The deadline for filing suits at the end of this two year period is July 1, 2009. While the incident in the cardinal’s nephew lawsuit took place in Philadelphia, the teaching order, the Oblates of Saint Francis de Sales, based in Delaware and Washington D.C. are within reach of Delaware’s Abuse law regarding the alleged Philadelphia incident.

Several things I do not like here. One, the priest is dead. Two, the priest’s name is public knowledge by a previous lawsuit. The whole story sounds more like a nuisance lawsuit traveling on the coat tails of another lawsuit.

While the Church bears a hog’s share of responsibility for the shuffling around of perverts over the decades and centuries, not every allegation of abuse is necessarily true especially if money is involved in the equation.

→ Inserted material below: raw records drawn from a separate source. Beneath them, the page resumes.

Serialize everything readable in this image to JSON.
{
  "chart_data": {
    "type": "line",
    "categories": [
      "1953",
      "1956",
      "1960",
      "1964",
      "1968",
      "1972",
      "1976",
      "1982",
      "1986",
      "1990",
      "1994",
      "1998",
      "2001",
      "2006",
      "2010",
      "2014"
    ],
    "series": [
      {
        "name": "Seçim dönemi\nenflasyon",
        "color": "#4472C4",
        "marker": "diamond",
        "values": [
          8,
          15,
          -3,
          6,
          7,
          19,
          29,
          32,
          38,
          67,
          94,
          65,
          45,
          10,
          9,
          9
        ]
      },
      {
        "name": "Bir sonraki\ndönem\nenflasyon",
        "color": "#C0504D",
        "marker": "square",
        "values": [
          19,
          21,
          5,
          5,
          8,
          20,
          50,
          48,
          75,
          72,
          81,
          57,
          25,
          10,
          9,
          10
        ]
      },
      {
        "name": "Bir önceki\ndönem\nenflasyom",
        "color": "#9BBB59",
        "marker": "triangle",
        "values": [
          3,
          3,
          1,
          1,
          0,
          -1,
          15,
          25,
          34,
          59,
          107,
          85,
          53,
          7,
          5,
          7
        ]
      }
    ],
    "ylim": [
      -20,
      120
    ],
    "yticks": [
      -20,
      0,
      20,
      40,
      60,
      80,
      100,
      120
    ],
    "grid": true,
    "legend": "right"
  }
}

I had disagreed on the clause in the Ryan Report regarding abuse by the clergy in Ireland – the clause that did not name parties involved. In a way the knife cuts both ways. Is it more important at this late date to document an era of abuse or try and shame aged clerics and nuns in their nursing homes to account for what in essence was a system of abuse designed and run by both the state and the church in Ireland?

So too in America, I do not think that dead clerics being named and not being able to defend themselves is a fair balance. By all means there should be counseling, healing and compensation for real abuse. The church has got to get over this hill, learn from its mistakes, reform and move on – this in order to be a credible institution in the modern age.

There is a time and reason – a season - for everything under the sun. It is time to move on.